Dai Beatles ai Supergrass, i nostrani The Charlestons dimostrano di aver assimilato ben bene tutti i dettami del brit pop tutto degli ultimi 35 anni e confezionano, in questo “Off The Beat”, un secondo inciso che ha tutto il sapore della summa di un’ispirazione davvero evidente e totalitaria.
Tra refrain cristallini e sorprendenti a circondare l’iniziale titletrack e la successiva “Love Is A Cadillac”, solamente con “Energy” scopriamo, un po’ a sorpresa, che il terreno in cui la band pare essere maggiormente a suo agio è il mid-tempo di epica ispirazione, con orchestra e certosini arrangiamenti a far splendere anche una “Let It All Hang Out”, una luce ben più potente di quella prodotta dagli ottoni smaglianti che muovono, festosi, una “Eager Beaver” e la sua successiva reprise.
Arricchito da una produzione certosina e precisa al millesimo di secondo nel restituire il giusto feeling al quadro sonoro d’insieme, il disco risulta estremamente godibile soprattutto perché la band si dimostra completamente a suo agio nel riproporre queste classiche melodie del pop inglese, tanto che fatichi quasi a credere che il vocalist Mattia Bonanni condivida la nazionalità non con Londra, ma con Parigi.
Il problema dell’opera è poi che uno ed uno soltanto: il suo essere completamente derivativa.

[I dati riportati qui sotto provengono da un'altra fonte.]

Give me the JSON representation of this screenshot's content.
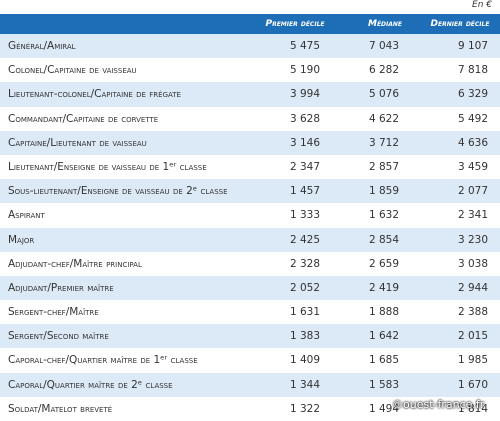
{
  "unit_note": "En €",
  "table": {
    "header": [
      "Premier décile",
      "Médiane",
      "Dernier décile"
    ],
    "rows": [
      [
        "Général/Amiral",
        "5 475",
        "7 043",
        "9 107"
      ],
      [
        "Colonel/Capitaine de vaisseau",
        "5 190",
        "6 282",
        "7 818"
      ],
      [
        "Lieutenant-colonel/Capitaine de frégate",
        "3 994",
        "5 076",
        "6 329"
      ],
      [
        "Commandant/Capitaine de corvette",
        "3 628",
        "4 622",
        "5 492"
      ],
      [
        "Capitaine/Lieutenant de vaisseau",
        "3 146",
        "3 712",
        "4 636"
      ],
      [
        "Lieutenant/Enseigne de vaisseau de 1ᵉʳ classe",
        "2 347",
        "2 857",
        "3 459"
      ],
      [
        "Sous-lieutenant/Enseigne de vaisseau de 2ᵉ classe",
        "1 457",
        "1 859",
        "2 077"
      ],
      [
        "Aspirant",
        "1 333",
        "1 632",
        "2 341"
      ],
      [
        "Major",
        "2 425",
        "2 854",
        "3 230"
      ],
      [
        "Adjudant-chef/Maître principal",
        "2 328",
        "2 659",
        "3 038"
      ],
      [
        "Adjudant/Premier maître",
        "2 052",
        "2 419",
        "2 944"
      ],
      [
        "Sergent-chef/Maître",
        "1 631",
        "1 888",
        "2 388"
      ],
      [
        "Sergent/Second maître",
        "1 383",
        "1 642",
        "2 015"
      ],
      [
        "Caporal-chef/Quartier maître de 1ᵉʳ classe",
        "1 409",
        "1 685",
        "1 985"
      ],
      [
        "Caporal/Quartier maître de 2ᵉ classe",
        "1 344",
        "1 583",
        "1 670"
      ],
      [
        "Soldat/Matelot breveté",
        "1 322",
        "1 494",
        "1 814"
      ]
    ]
  },
  "watermark": "©ouest-france.fr"
}
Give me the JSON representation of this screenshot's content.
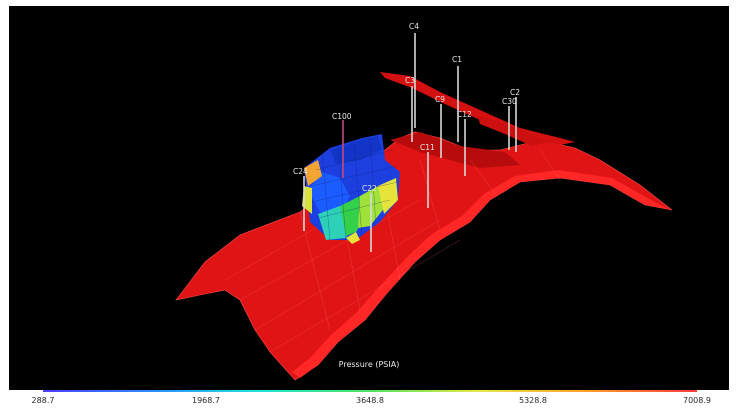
{
  "colorbar": {
    "title": "Pressure (PSIA)",
    "ticks": [
      "288.7",
      "1968.7",
      "3648.8",
      "5328.8",
      "7008.9"
    ],
    "colors": [
      "#4b3cff",
      "#2d8cff",
      "#21e3d8",
      "#4de35c",
      "#e7e94b",
      "#ff9d2a",
      "#ff3b3b"
    ]
  },
  "wells": [
    {
      "id": "C4"
    },
    {
      "id": "C1"
    },
    {
      "id": "C3"
    },
    {
      "id": "C2"
    },
    {
      "id": "C9"
    },
    {
      "id": "C30"
    },
    {
      "id": "C12"
    },
    {
      "id": "C100"
    },
    {
      "id": "C11"
    },
    {
      "id": "C24"
    },
    {
      "id": "C22"
    }
  ],
  "surface_color": "#ff1a1a"
}
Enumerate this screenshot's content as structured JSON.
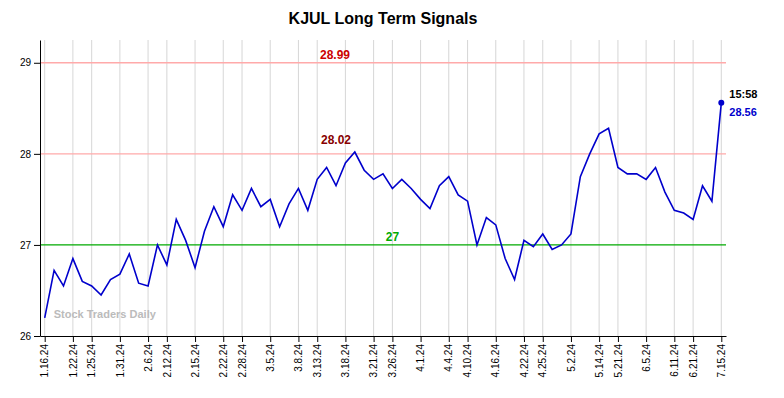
{
  "chart_data": {
    "type": "line",
    "title": "KJUL Long Term Signals",
    "categories": [
      "1.16.24",
      null,
      null,
      "1.22.24",
      null,
      "1.25.24",
      null,
      null,
      "1.31.24",
      null,
      null,
      "2.6.24",
      null,
      "2.12.24",
      null,
      null,
      "2.15.24",
      null,
      null,
      "2.22.24",
      null,
      "2.28.24",
      null,
      null,
      "3.5.24",
      null,
      null,
      "3.8.24",
      null,
      "3.13.24",
      null,
      null,
      "3.18.24",
      null,
      null,
      "3.21.24",
      null,
      "3.26.24",
      null,
      null,
      "4.1.24",
      null,
      null,
      "4.4.24",
      null,
      "4.10.24",
      null,
      null,
      "4.16.24",
      null,
      null,
      "4.22.24",
      null,
      "4.25.24",
      null,
      null,
      "5.2.24",
      null,
      null,
      "5.14.24",
      null,
      "5.21.24",
      null,
      null,
      "6.5.24",
      null,
      null,
      "6.11.24",
      null,
      "6.21.24",
      null,
      null,
      "7.15.24"
    ],
    "values": [
      26.2,
      26.72,
      26.55,
      26.85,
      26.6,
      26.55,
      26.45,
      26.62,
      26.68,
      26.9,
      26.58,
      26.55,
      27.0,
      26.78,
      27.28,
      27.05,
      26.75,
      27.15,
      27.42,
      27.2,
      27.55,
      27.38,
      27.62,
      27.42,
      27.5,
      27.2,
      27.45,
      27.62,
      27.38,
      27.72,
      27.85,
      27.65,
      27.9,
      28.02,
      27.82,
      27.72,
      27.78,
      27.62,
      27.72,
      27.62,
      27.5,
      27.4,
      27.65,
      27.75,
      27.55,
      27.48,
      27.0,
      27.3,
      27.22,
      26.85,
      26.62,
      27.05,
      26.98,
      27.12,
      26.95,
      27.0,
      27.12,
      27.75,
      28.0,
      28.22,
      28.28,
      27.85,
      27.78,
      27.78,
      27.72,
      27.85,
      27.58,
      27.38,
      27.35,
      27.28,
      27.65,
      27.48,
      28.56
    ],
    "color": "#0000cc",
    "ylim": [
      26.0,
      29.25
    ],
    "yticks": [
      26,
      27,
      28,
      29
    ],
    "grid": "x",
    "reference_lines": [
      {
        "y": 29.0,
        "color": "#ffaaaa"
      },
      {
        "y": 28.0,
        "color": "#ffaaaa"
      },
      {
        "y": 27.0,
        "color": "#00aa00"
      }
    ],
    "annotations": [
      {
        "text": "28.99",
        "color": "#cc0000"
      },
      {
        "text": "28.02",
        "color": "#880000"
      },
      {
        "text": "27",
        "color": "#00aa00"
      },
      {
        "text": "15:58",
        "color": "#000000"
      },
      {
        "text": "28.56",
        "color": "#0000cc"
      },
      {
        "text": "Stock Traders Daily",
        "color": "#bbbbbb"
      }
    ]
  }
}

Efficace, certo, ma nel proporre una musica che, negli ultimi 40 anni, abbiamo sentito spesso e sin troppo spesso rivitalizzata da correnti di intensità alterna lungo l’asse del tempo. Se siete nostalgici di quella scena, i The Charlestons sapranno offrirvi la musica giusta per farvi sospirare a lungo e di piacere sulla dolce onda della vostra malinconia; tuttavia, non c’è da sorprendersi se, di contro, molti preferiranno tornare ad ascoltare gli originali e considereranno questo “Off The Beat” il giusto.